Invited Tutorial 1: A crash course on database queries
Jan Van den Bussche, University of Hasselt, Belgium
Complex database queries, like general programs, can "crash", i.e., can raise runtime errors. We want to avoid crashes without losing expressive power, or we want to correctly predict the absence of crashes. We show how concepts and techniques from programming language theory, notable type systems and reflection, can be adapted to this end. Of course, the specific nature of database queries (as opposed to general programs), also requires some new methods, and raises new questions.
Jan Van den Bussche received his PhD from the University of Antwerp, Belgium, in 1993, with Jan Paredaens as advisor. He is currently a professor at the University of Hasselt, Belgium. His research activities are centered around the theory of database systems, broadly construed. His current research interests include database query languages; query processing; data mining; workflows; and DNA computing. He chaired the program committee of ICDT 2001 (with Victor Vianu) and of PODS 2006, and currently he serves as chair of the ICDT council (International Conference on Database Theory).
Invited Tutorial 2: Machine models and lower bounds for query processing
Nicole Schweikardt, Humboldt-University Berlin, Germany
Two different scenarios for the processing of massive amounts of data have been extensively studied in recent years:
1. External memory processing: This scenario considers data that is stored in external memory. When processing such data, the resulting input/output communication between fast internal memory and slower external memory is a major performance bottleneck. There has been a wealth of research on the design and analysis of so-called external memory algorithms which aim at optimizing the costs produced by external memory accesses.
2. Data stream processing: This scenario considers data that is not stored but, instead, arrives as a stream and has to be processed on-the-fly by using only a limited amount of memory. Typical application areas for which data stream processing is relevant are, e.g., IP network traffic analysis or processing meteorological data generated by sensor networks.
This talk will give an overview of some recent work concerning the theoretical foundations of these two scenarios. The main focus is on generalizations of the classical data stream model where, apart from an internal memory of limited size, also a number of (potentially huge) streams may be used as external memory devices.
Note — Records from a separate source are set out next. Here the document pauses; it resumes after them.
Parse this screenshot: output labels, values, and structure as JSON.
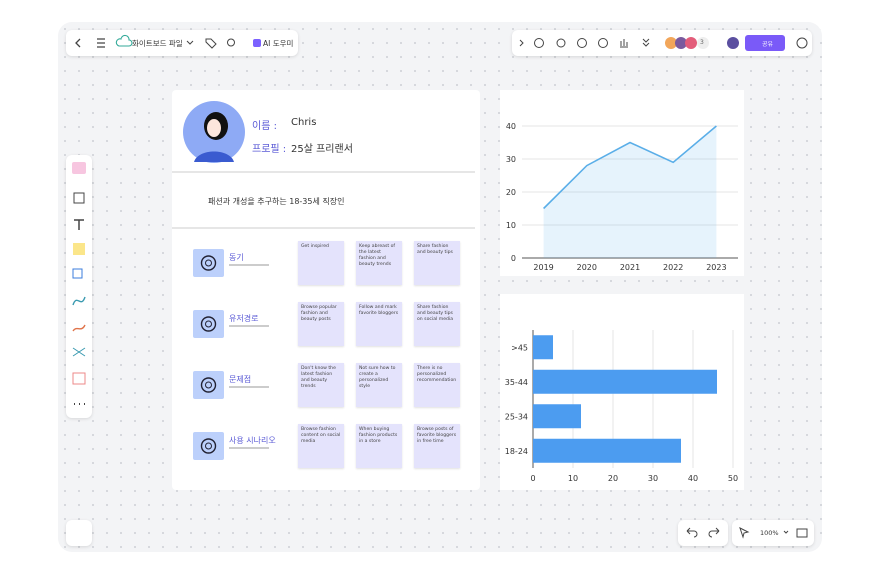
{
  "toolbar": {
    "file_name": "화이트보드 파일",
    "ai_button": "AI 도우미",
    "collaborator_count": "3",
    "share_button": "공유",
    "zoom": "100%"
  },
  "persona": {
    "name_label": "이름 :",
    "name": "Chris",
    "profile_label": "프로필 :",
    "profile": "25살 프리랜서",
    "summary": "패션과 개성을 추구하는 18-35세 직장인",
    "rows": [
      {
        "title": "동기",
        "notes": [
          "Get inspired",
          "Keep abreast of the latest fashion and beauty trends",
          "Share fashion and beauty tips"
        ]
      },
      {
        "title": "유저경로",
        "notes": [
          "Browse popular fashion and beauty posts",
          "Follow and mark favorite bloggers",
          "Share fashion and beauty tips on social media"
        ]
      },
      {
        "title": "문제점",
        "notes": [
          "Don't know the latest fashion and beauty trends",
          "Not sure how to create a personalized style",
          "There is no personalized recommendation"
        ]
      },
      {
        "title": "사용 시나리오",
        "notes": [
          "Browse fashion content on social media",
          "When buying fashion products in a store",
          "Browse posts of favorite bloggers in free time"
        ]
      }
    ]
  },
  "chart_data": [
    {
      "type": "line",
      "categories": [
        "2019",
        "2020",
        "2021",
        "2022",
        "2023"
      ],
      "values": [
        15,
        28,
        35,
        29,
        40
      ],
      "color": "#5aaee8",
      "ylim": [
        0,
        40
      ],
      "yticks": [
        0,
        10,
        20,
        30,
        40
      ],
      "grid": true
    },
    {
      "type": "bar",
      "orientation": "horizontal",
      "categories": [
        "18-24",
        "25-34",
        "35-44",
        ">45"
      ],
      "values": [
        37,
        12,
        46,
        5
      ],
      "color": "#4c9cf0",
      "xlim": [
        0,
        50
      ],
      "xticks": [
        0,
        10,
        20,
        30,
        40,
        50
      ],
      "grid": true
    }
  ]
}
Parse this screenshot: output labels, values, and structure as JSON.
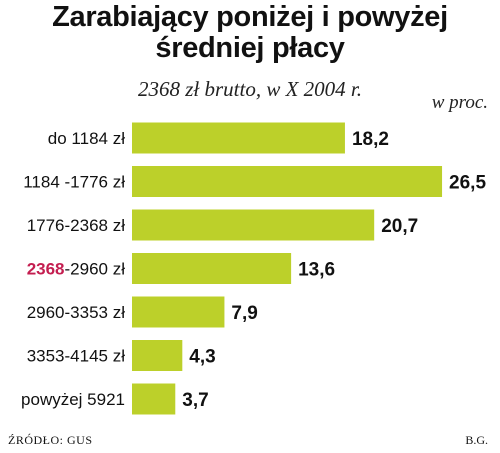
{
  "header": {
    "title_line1": "Zarabiający poniżej i powyżej",
    "title_line2": "średniej płacy",
    "subtitle": "2368 zł brutto, w X 2004 r.",
    "unit": "w proc."
  },
  "footer": {
    "source": "ŹRÓDŁO: GUS",
    "author": "B.G."
  },
  "colors": {
    "bar": "#bcd02a",
    "highlight": "#c41e50",
    "text": "#111111"
  },
  "chart_data": {
    "type": "bar",
    "orientation": "horizontal",
    "title": "Zarabiający poniżej i powyżej średniej płacy",
    "subtitle": "2368 zł brutto, w X 2004 r.",
    "unit": "w proc.",
    "categories": [
      "do 1184 zł",
      "1184 -1776 zł",
      "1776-2368 zł",
      "2368-2960 zł",
      "2960-3353 zł",
      "3353-4145 zł",
      "powyżej 5921"
    ],
    "values": [
      18.2,
      26.5,
      20.7,
      13.6,
      7.9,
      4.3,
      3.7
    ],
    "value_labels": [
      "18,2",
      "26,5",
      "20,7",
      "13,6",
      "7,9",
      "4,3",
      "3,7"
    ],
    "highlight": {
      "category_index": 3,
      "text": "2368"
    },
    "grid": false,
    "legend": "none"
  }
}
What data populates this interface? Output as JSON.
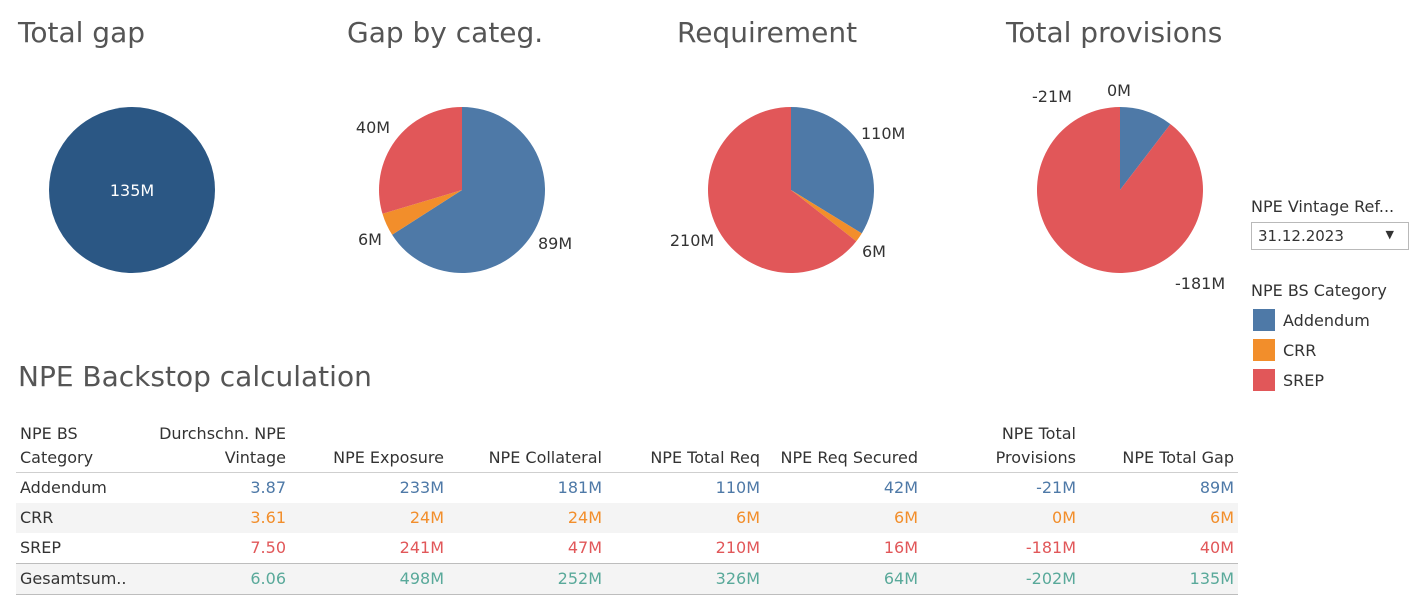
{
  "colors": {
    "Addendum": "#4e79a7",
    "CRR": "#f28e2b",
    "SREP": "#e15759",
    "Total": "#2b5784",
    "Gesamt": "#59a99a"
  },
  "chart_data": [
    {
      "type": "pie",
      "title": "Total gap",
      "slices": [
        {
          "label": "135M",
          "value": 135,
          "category": "Total"
        }
      ]
    },
    {
      "type": "pie",
      "title": "Gap by categ.",
      "slices": [
        {
          "label": "89M",
          "value": 89,
          "category": "Addendum"
        },
        {
          "label": "6M",
          "value": 6,
          "category": "CRR"
        },
        {
          "label": "40M",
          "value": 40,
          "category": "SREP"
        }
      ]
    },
    {
      "type": "pie",
      "title": "Requirement",
      "slices": [
        {
          "label": "110M",
          "value": 110,
          "category": "Addendum"
        },
        {
          "label": "6M",
          "value": 6,
          "category": "CRR"
        },
        {
          "label": "210M",
          "value": 210,
          "category": "SREP"
        }
      ]
    },
    {
      "type": "pie",
      "title": "Total provisions",
      "slices": [
        {
          "label": "-21M",
          "value": -21,
          "category": "Addendum"
        },
        {
          "label": "0M",
          "value": 0,
          "category": "CRR"
        },
        {
          "label": "-181M",
          "value": -181,
          "category": "SREP"
        }
      ]
    },
    {
      "type": "table",
      "title": "NPE Backstop calculation",
      "columns": [
        "NPE BS Category",
        "Durchschn. NPE Vintage",
        "NPE Exposure",
        "NPE Collateral",
        "NPE Total Req",
        "NPE Req Secured",
        "NPE Total Provisions",
        "NPE Total Gap"
      ],
      "rows": [
        {
          "category": "Addendum",
          "values": [
            "3.87",
            "233M",
            "181M",
            "110M",
            "42M",
            "-21M",
            "89M"
          ]
        },
        {
          "category": "CRR",
          "values": [
            "3.61",
            "24M",
            "24M",
            "6M",
            "6M",
            "0M",
            "6M"
          ]
        },
        {
          "category": "SREP",
          "values": [
            "7.50",
            "241M",
            "47M",
            "210M",
            "16M",
            "-181M",
            "40M"
          ]
        },
        {
          "category": "Gesamtsum..",
          "values": [
            "6.06",
            "498M",
            "252M",
            "326M",
            "64M",
            "-202M",
            "135M"
          ]
        }
      ]
    }
  ],
  "filter": {
    "label": "NPE Vintage Ref...",
    "value": "31.12.2023"
  },
  "legend": {
    "title": "NPE BS Category",
    "items": [
      {
        "label": "Addendum",
        "color": "#4e79a7"
      },
      {
        "label": "CRR",
        "color": "#f28e2b"
      },
      {
        "label": "SREP",
        "color": "#e15759"
      }
    ]
  },
  "table_header": {
    "col1_line1": "NPE BS",
    "col1_line2": "Category",
    "col2_line1": "Durchschn. NPE",
    "col2_line2": "Vintage",
    "col3": "NPE Exposure",
    "col4": "NPE Collateral",
    "col5": "NPE Total Req",
    "col6": "NPE Req Secured",
    "col7_line1": "NPE Total",
    "col7_line2": "Provisions",
    "col8": "NPE Total Gap"
  }
}
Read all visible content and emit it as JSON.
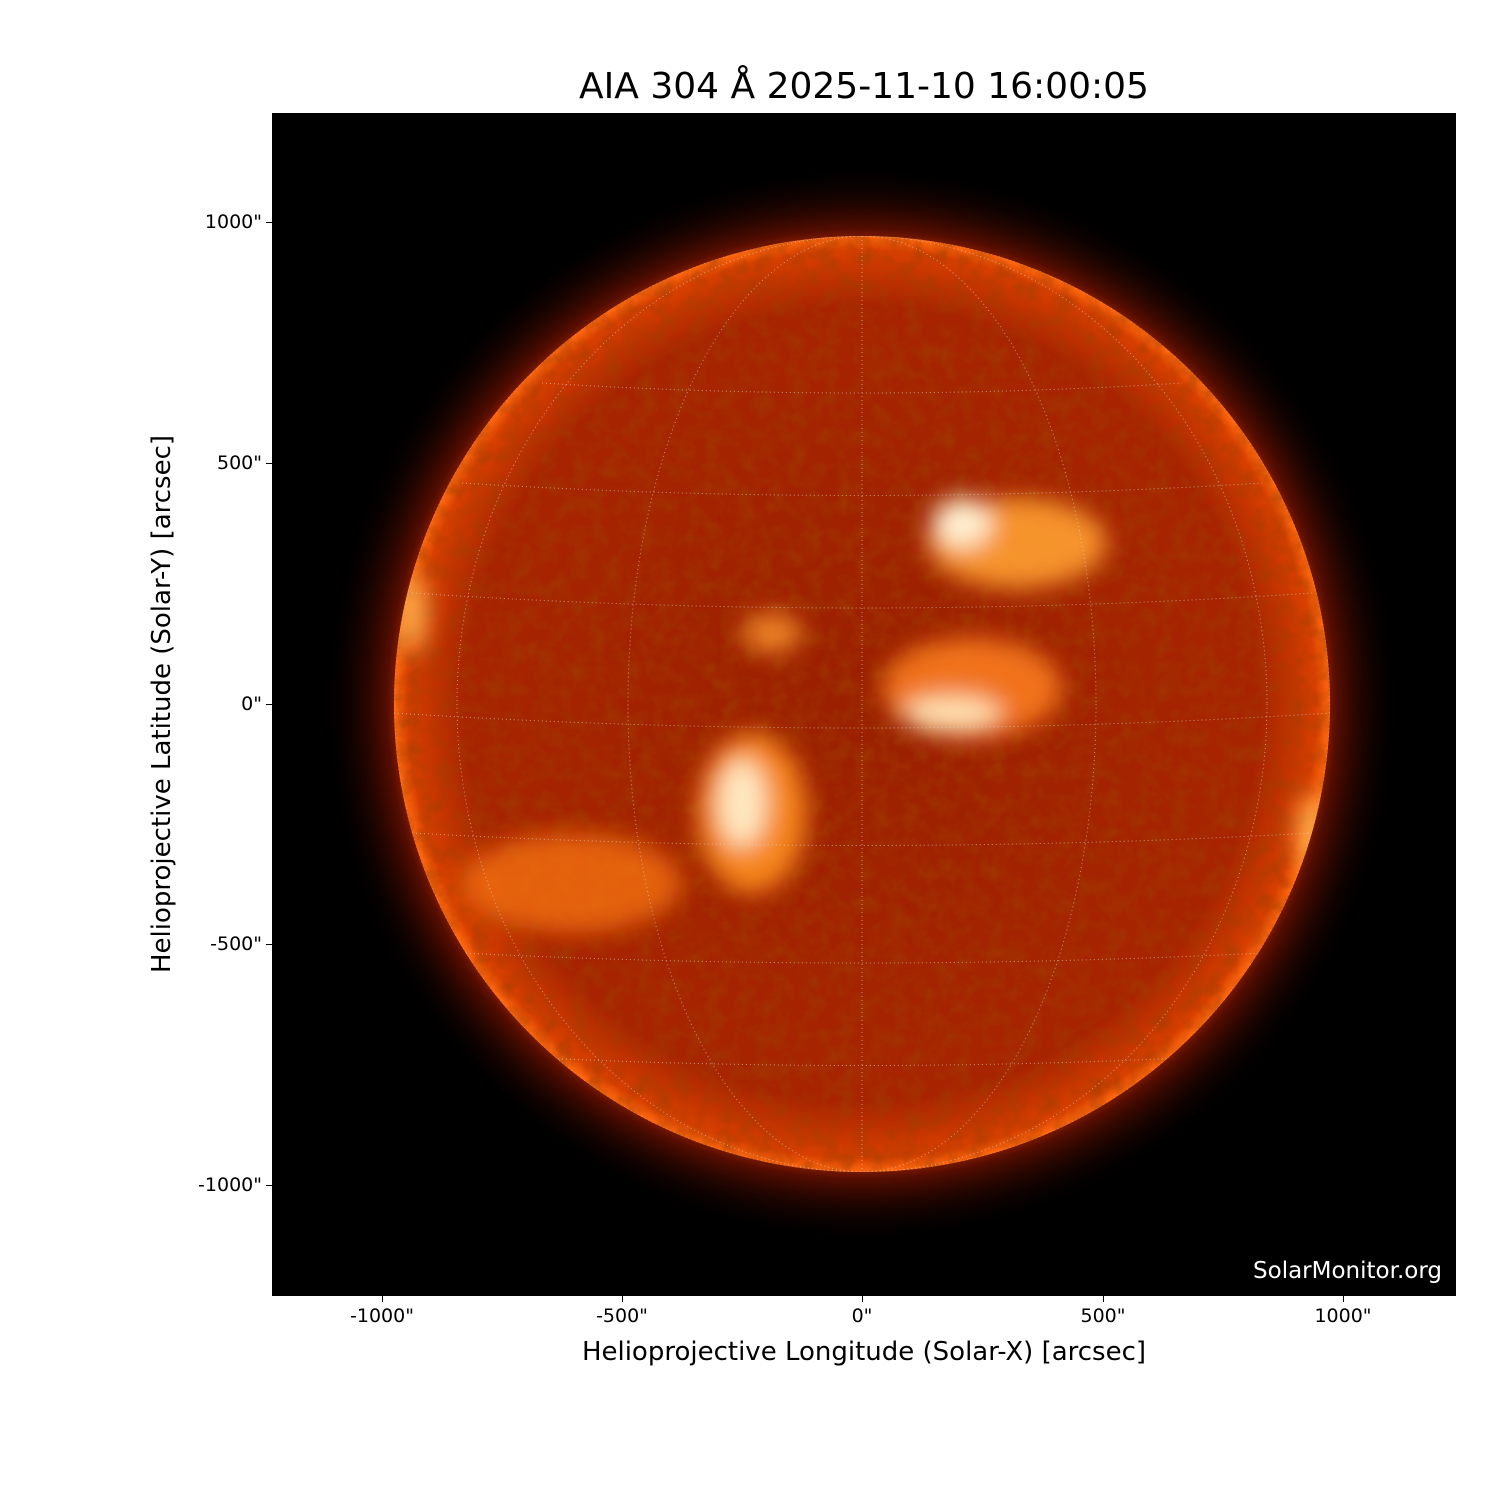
{
  "title": "AIA 304 Å 2025-11-10 16:00:05",
  "watermark": "SolarMonitor.org",
  "xaxis": {
    "label": "Helioprojective Longitude (Solar-X) [arcsec]",
    "ticks": [
      "-1000\"",
      "-500\"",
      "0\"",
      "500\"",
      "1000\""
    ],
    "tick_values": [
      -1000,
      -500,
      0,
      500,
      1000
    ]
  },
  "yaxis": {
    "label": "Helioprojective Latitude (Solar-Y) [arcsec]",
    "ticks": [
      "1000\"",
      "500\"",
      "0\"",
      "-500\"",
      "-1000\""
    ],
    "tick_values": [
      1000,
      500,
      0,
      -500,
      -1000
    ]
  },
  "colors": {
    "background": "#000000",
    "disk_dark": "#5a0a00",
    "disk_mid": "#b82a00",
    "bright": "#ffb040",
    "grid": "#cccccc"
  },
  "grid": "heliographic-lat-lon-dotted"
}
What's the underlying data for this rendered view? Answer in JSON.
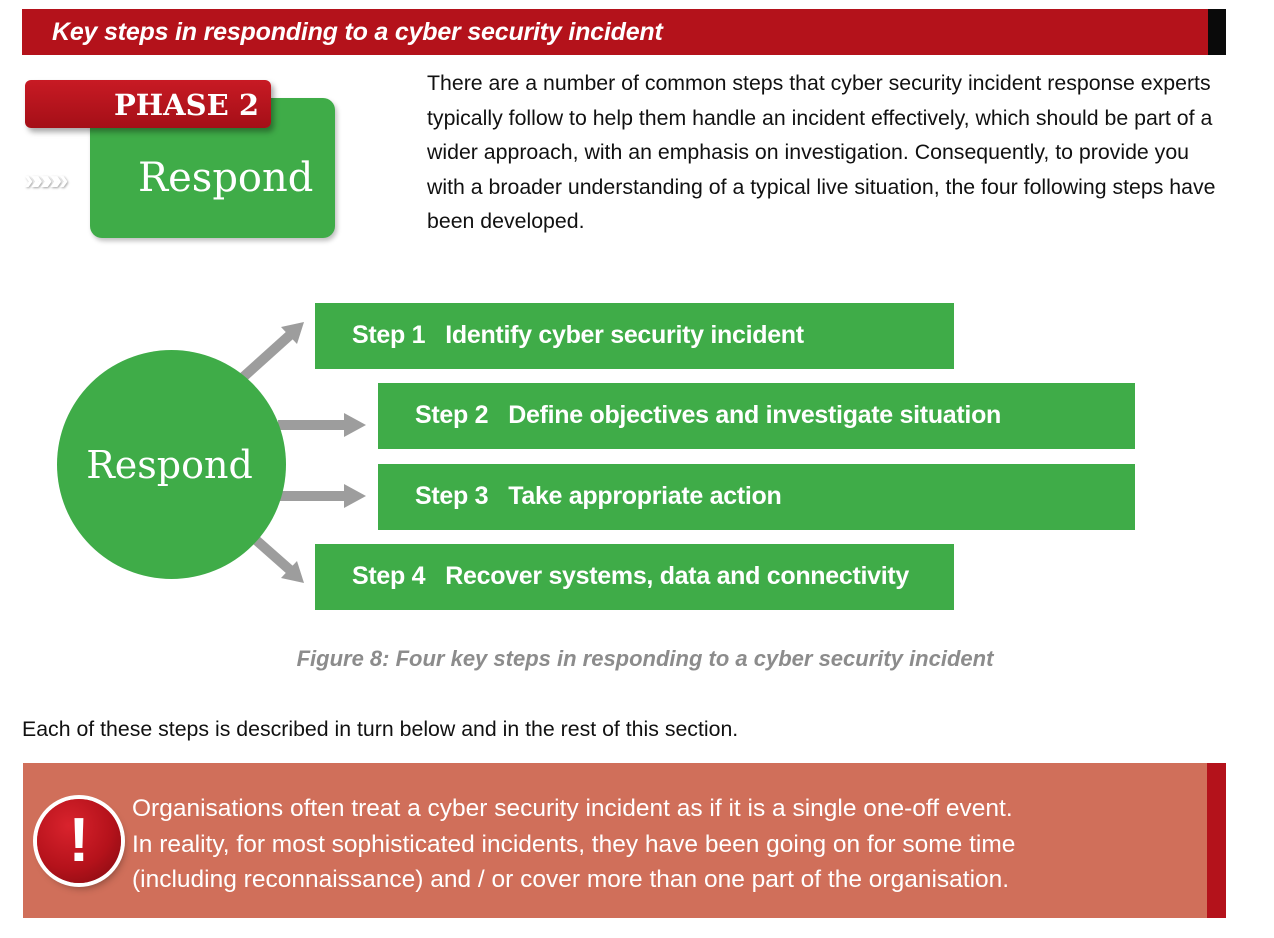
{
  "header": {
    "title": "Key steps in responding to a cyber security incident",
    "color": "#b4121b"
  },
  "phase": {
    "label": "PHASE 2",
    "chevrons": "»»»»",
    "stage": "Respond"
  },
  "intro": {
    "text": "There are a number of common steps that cyber security incident response experts typically follow to help them handle an incident effectively, which should be part of a wider approach, with an emphasis on investigation. Consequently, to provide you with a broader understanding of a typical live situation, the four following steps have been developed."
  },
  "diagram": {
    "center_label": "Respond",
    "steps": [
      {
        "number": "Step 1",
        "text": "Identify cyber security incident"
      },
      {
        "number": "Step 2",
        "text": "Define objectives and investigate situation"
      },
      {
        "number": "Step 3",
        "text": "Take appropriate action"
      },
      {
        "number": "Step 4",
        "text": "Recover systems, data and connectivity"
      }
    ],
    "caption": "Figure 8: Four key steps in responding to a cyber security incident",
    "step_color": "#3fac48",
    "arrow_color": "#9d9d9d"
  },
  "body": {
    "text": "Each of these steps is described in turn below and in the rest of this section."
  },
  "warning": {
    "icon": "exclamation-icon",
    "glyph": "!",
    "lines": [
      "Organisations often treat a cyber security incident as if it is a single one-off event.",
      "In reality, for most sophisticated incidents, they have been going on for some time",
      "(including reconnaissance) and / or cover more than one part of the organisation."
    ],
    "background": "#d06f5a"
  }
}
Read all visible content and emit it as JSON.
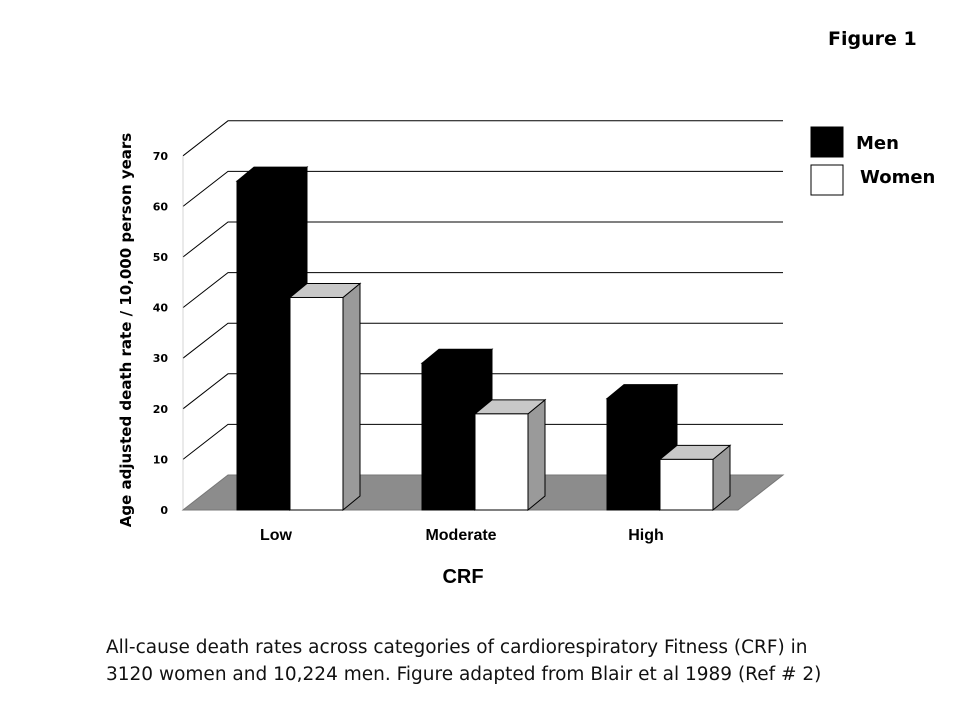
{
  "figure_label": "Figure 1",
  "caption": {
    "line1": "All-cause death rates across categories of cardiorespiratory Fitness (CRF) in",
    "line2": "3120 women and 10,224 men.  Figure adapted from Blair et al 1989 (Ref # 2)"
  },
  "colors": {
    "men": "#000000",
    "women": "#ffffff",
    "floor": "#8c8c8c",
    "side": "#9a9a9a"
  },
  "chart_data": {
    "type": "bar",
    "title": "",
    "xlabel": "CRF",
    "ylabel": "Age adjusted  death rate / 10,000 person years",
    "categories": [
      "Low",
      "Moderate",
      "High"
    ],
    "series": [
      {
        "name": "Men",
        "values": [
          65,
          29,
          22
        ]
      },
      {
        "name": "Women",
        "values": [
          42,
          19,
          10
        ]
      }
    ],
    "ylim": [
      0,
      70
    ],
    "yticks": [
      0,
      10,
      20,
      30,
      40,
      50,
      60,
      70
    ],
    "grid": true,
    "legend_position": "top-right",
    "three_d": true
  }
}
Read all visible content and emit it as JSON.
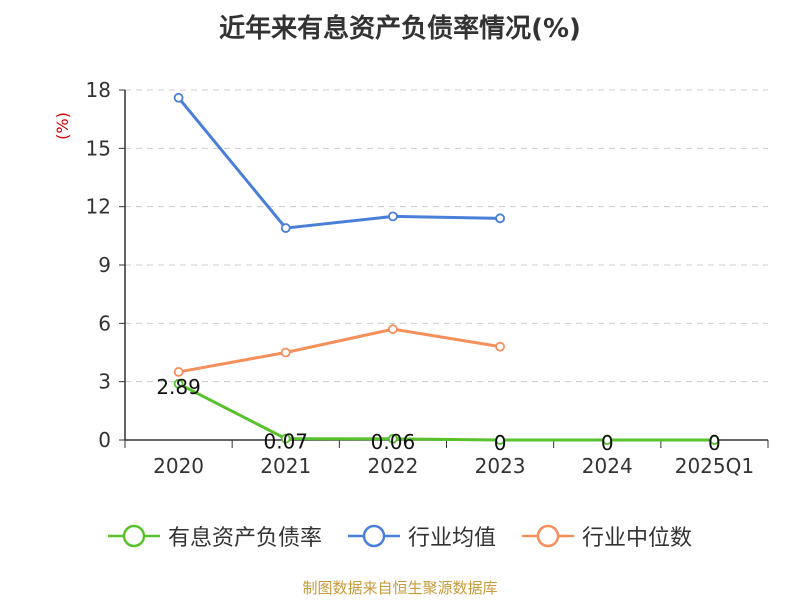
{
  "chart_data": {
    "type": "line",
    "title": "近年来有息资产负债率情况(%)",
    "ylabel": "(%)",
    "xlabel": "",
    "categories": [
      "2020",
      "2021",
      "2022",
      "2023",
      "2024",
      "2025Q1"
    ],
    "y_ticks": [
      "0",
      "3",
      "6",
      "9",
      "12",
      "15",
      "18"
    ],
    "ylim": [
      0,
      18
    ],
    "grid": true,
    "legend_position": "bottom",
    "series": [
      {
        "name": "有息资产负债率",
        "color": "#5ac12e",
        "values": [
          2.89,
          0.07,
          0.06,
          0,
          0,
          0
        ],
        "labels": [
          "2.89",
          "0.07",
          "0.06",
          "0",
          "0",
          "0"
        ]
      },
      {
        "name": "行业均值",
        "color": "#4a7fd9",
        "values": [
          17.6,
          10.9,
          11.5,
          11.4,
          null,
          null
        ],
        "labels": []
      },
      {
        "name": "行业中位数",
        "color": "#f5905c",
        "values": [
          3.5,
          4.5,
          5.7,
          4.8,
          null,
          null
        ],
        "labels": []
      }
    ]
  },
  "source": "制图数据来自恒生聚源数据库"
}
Nicole Schweikardt received her PhD from the Johannes Gutenberg-University in Mainz, Germany, in 2002. She was a postdoctoral researcher at the University of Edinburgh, U.K. Currently she is an assistant professor at Humboldt-University Berlin, Germany. Her current research interests are in logic, database theory, and complexity theory; in particular in the complexity of processing massive datasets and data streams, efficient query evaluation, and the expressivity and complexity of query languages and logics. Her work on the complexity of processing massive data sets received the best paper award of the 32nd International Colloquium on Automata, Languages, and Programming (ICALP 2005, jointly with Martin Grohe and Christoph Koch) and the Heinz Maier-Leibnitz Prize, a young investigators award by the German Research Foundation (DFG) and the German Federal Ministry of Education and Research (BMBF).
Nicole Schweikardt currently serves as a member of the ICDT council (International Conference on Database Theory) and as LICS Publicity Co-Chair (IEEE Symposium on Logic in Computer Science). She is a selected member of the Young Academy, a joint project of Germany's two oldest scientific academies.